My house is from 1873 and has original soft pine flooring throughout. We are the 5th owner, only here for 2 years, and have no idea how the floor has been finished in the past.

What we do know is that the finish is wearing away in high traffic areas. At best the top layer is flaking off, at worst it is giving the kids splinters and breaking off in chunks. We do not have it in the budget this year to do the floors completely, so what I am looking for is a stop-gap solution to keep them from getting worse until we can get the floors refinished or replaced next year.

Aside from putting down randomly scattered carpet squares to protect the floor, do I have any options for spot sealing/protecting?

Thanks.

dj1
Re: Old pine floor flaking and splintering

Kids getting splinters - bad idea.

If you were going to replace your floor next year, well, next year is now. Do your floor now, avoid unpleasant splinters, say goodbuy to your old floor from president Grant era...

Don't spend your money on worthless repairs (bandaid) and do the job right. There are inexpensive options on the market, just go to flooring places and learn about what's available and good for you.

JLMCDANIEL
Re: Old pine floor flaking and splintering

You can try lightly sanding the floors and applying a couple of coats of good floor rated poly. This will help seal the wood so you don't get splinters. It is not a long lasting solution but might get you by for a while.

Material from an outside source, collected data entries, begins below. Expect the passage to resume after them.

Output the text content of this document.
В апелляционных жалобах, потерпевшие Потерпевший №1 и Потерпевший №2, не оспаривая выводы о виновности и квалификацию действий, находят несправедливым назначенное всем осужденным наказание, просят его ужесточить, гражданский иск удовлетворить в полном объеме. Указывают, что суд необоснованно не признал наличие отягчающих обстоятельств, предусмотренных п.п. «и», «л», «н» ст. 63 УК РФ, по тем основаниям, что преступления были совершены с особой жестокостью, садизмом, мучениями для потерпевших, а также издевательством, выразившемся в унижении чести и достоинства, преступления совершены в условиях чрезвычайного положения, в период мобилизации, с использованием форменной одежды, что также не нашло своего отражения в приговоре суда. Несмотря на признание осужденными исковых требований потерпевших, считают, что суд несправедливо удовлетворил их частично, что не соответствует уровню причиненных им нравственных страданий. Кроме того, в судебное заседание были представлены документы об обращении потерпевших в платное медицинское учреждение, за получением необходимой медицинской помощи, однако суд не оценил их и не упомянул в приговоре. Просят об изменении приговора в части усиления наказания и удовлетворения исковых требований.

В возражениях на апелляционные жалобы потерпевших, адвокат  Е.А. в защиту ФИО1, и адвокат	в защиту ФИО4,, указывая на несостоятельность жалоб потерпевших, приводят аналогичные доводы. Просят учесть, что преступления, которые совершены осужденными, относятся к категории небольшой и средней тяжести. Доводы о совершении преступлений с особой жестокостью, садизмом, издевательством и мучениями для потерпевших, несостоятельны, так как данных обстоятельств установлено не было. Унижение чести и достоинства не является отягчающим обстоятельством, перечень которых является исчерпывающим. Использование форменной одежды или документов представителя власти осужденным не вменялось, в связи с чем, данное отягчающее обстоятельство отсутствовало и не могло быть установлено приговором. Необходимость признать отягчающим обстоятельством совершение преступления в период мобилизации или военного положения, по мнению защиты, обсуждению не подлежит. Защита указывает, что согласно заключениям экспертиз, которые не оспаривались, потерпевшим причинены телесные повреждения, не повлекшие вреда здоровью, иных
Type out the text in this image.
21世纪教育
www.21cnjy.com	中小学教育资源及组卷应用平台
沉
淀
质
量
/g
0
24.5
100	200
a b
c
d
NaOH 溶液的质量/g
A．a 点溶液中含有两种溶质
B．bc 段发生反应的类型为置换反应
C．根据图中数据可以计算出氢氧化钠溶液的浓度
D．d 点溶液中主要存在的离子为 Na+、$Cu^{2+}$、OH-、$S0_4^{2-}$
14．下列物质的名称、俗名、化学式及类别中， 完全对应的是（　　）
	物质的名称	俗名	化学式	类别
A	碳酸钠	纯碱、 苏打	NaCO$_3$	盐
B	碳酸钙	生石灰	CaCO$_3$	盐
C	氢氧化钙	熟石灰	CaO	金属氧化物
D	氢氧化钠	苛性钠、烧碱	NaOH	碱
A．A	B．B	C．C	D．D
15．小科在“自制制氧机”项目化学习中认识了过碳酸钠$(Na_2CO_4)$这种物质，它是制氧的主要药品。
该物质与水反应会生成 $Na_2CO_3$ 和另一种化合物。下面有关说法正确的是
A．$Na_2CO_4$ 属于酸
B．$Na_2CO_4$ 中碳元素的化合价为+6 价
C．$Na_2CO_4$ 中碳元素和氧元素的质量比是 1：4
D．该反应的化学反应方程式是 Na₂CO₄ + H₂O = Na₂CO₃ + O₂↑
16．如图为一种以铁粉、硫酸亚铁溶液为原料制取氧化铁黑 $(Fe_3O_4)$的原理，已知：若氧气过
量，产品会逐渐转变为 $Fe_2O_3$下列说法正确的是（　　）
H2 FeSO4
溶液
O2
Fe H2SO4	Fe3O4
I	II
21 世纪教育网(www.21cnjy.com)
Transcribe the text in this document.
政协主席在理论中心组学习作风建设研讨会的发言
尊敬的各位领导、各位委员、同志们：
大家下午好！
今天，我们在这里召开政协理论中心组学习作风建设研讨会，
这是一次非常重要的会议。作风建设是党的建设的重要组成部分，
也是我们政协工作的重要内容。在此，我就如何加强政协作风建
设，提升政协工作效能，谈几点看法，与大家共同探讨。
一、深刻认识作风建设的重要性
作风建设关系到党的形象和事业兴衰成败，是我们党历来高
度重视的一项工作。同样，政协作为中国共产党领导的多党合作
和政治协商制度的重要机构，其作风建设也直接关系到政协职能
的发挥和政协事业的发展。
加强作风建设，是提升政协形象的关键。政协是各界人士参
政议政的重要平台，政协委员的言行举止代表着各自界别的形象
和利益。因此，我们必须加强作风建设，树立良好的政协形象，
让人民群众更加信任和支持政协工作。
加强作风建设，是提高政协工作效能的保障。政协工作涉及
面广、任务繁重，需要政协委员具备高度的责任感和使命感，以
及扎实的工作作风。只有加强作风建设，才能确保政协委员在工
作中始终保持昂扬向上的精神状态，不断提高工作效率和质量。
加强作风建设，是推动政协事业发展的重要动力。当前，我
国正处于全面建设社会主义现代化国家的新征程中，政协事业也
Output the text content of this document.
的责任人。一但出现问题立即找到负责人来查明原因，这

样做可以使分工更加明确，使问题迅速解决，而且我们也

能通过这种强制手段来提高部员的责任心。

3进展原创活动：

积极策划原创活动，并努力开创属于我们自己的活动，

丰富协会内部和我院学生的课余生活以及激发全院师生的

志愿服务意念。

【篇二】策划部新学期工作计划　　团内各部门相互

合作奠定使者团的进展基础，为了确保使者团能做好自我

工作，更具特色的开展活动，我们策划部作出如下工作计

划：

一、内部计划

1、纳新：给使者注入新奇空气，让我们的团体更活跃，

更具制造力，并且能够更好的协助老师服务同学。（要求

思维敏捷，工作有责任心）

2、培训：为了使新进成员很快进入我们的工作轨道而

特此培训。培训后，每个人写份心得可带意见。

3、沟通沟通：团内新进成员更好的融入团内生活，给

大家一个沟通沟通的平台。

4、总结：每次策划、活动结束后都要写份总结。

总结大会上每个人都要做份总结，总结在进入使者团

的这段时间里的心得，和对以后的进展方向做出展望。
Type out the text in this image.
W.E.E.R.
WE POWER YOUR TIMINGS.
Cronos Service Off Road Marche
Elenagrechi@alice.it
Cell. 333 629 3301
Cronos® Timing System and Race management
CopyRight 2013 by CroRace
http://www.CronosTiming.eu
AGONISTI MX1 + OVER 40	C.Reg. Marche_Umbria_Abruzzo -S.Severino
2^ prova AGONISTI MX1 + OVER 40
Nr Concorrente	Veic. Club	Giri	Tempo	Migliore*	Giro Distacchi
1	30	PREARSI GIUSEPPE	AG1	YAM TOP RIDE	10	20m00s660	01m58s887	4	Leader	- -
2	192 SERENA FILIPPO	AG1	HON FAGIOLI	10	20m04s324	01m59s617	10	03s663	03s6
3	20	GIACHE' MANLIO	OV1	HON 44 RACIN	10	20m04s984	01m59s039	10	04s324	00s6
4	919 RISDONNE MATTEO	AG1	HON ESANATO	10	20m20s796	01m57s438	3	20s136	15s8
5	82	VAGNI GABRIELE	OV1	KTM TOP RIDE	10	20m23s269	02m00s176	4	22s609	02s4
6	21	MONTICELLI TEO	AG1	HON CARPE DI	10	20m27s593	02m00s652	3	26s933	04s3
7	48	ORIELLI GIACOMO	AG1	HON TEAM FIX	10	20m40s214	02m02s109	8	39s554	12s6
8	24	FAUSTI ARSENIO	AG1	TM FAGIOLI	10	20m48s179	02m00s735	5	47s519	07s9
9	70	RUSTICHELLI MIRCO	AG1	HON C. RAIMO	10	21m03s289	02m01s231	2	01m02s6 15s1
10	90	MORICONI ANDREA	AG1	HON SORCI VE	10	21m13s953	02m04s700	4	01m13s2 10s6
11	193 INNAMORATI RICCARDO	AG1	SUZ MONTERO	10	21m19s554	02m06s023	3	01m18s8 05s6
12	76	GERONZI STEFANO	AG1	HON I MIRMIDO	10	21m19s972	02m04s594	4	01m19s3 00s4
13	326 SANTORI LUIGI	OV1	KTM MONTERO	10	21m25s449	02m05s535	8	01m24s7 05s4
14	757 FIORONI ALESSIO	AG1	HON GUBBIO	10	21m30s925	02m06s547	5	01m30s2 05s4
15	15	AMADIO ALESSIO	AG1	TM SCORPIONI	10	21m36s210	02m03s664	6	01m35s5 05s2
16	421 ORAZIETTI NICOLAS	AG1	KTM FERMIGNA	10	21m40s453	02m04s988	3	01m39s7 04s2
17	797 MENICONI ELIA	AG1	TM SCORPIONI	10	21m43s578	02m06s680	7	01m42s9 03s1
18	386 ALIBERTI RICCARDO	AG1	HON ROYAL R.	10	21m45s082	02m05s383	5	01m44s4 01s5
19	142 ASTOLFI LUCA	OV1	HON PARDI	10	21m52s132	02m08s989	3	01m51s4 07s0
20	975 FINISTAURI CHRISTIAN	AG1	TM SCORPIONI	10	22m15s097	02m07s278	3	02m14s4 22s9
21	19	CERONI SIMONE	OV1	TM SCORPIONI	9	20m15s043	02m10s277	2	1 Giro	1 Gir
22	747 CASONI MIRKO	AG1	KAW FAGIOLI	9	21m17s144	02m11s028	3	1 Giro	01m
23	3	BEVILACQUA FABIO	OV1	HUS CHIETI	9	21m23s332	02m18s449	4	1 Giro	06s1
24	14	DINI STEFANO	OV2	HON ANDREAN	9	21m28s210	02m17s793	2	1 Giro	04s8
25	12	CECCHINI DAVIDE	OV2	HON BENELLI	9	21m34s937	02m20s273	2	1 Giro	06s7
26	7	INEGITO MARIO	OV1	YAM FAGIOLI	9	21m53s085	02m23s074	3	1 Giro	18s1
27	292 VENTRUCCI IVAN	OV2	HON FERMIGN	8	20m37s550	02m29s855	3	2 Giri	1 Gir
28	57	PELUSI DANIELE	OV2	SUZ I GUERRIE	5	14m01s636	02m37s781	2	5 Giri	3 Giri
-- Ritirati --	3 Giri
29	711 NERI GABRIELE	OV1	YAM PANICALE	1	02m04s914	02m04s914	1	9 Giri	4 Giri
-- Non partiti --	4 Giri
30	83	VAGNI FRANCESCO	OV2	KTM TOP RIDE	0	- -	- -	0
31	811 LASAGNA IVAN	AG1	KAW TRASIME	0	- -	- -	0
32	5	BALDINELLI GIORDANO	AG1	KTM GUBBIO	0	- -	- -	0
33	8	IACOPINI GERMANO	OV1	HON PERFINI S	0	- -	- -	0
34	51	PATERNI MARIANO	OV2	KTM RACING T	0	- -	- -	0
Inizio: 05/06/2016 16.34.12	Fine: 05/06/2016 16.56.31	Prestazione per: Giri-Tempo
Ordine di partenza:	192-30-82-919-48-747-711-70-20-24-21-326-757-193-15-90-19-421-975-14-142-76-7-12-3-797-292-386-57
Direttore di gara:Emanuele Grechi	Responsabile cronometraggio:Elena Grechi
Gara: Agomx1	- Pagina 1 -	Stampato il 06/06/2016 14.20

A better solution would be to rent a floor sander and refinish the floors.

Jack

honeychurch
Re: Old pine floor flaking and splintering

Thank you for the replies. I understand anything I do now will only be temporary and will not last, but I just do not have the ability to do all of the floors completely right now (and these bad spots are in different rooms/areas).

Frankly, given the state of the floors, and how deep some of the gouges and wear spots are--I am not sure the floors can even be sanded smooth at this point; they are sub-floor and floor all in one and I know they have been redone at least once before (probably more). So I am probably looking at a new floor installation, not a restoration.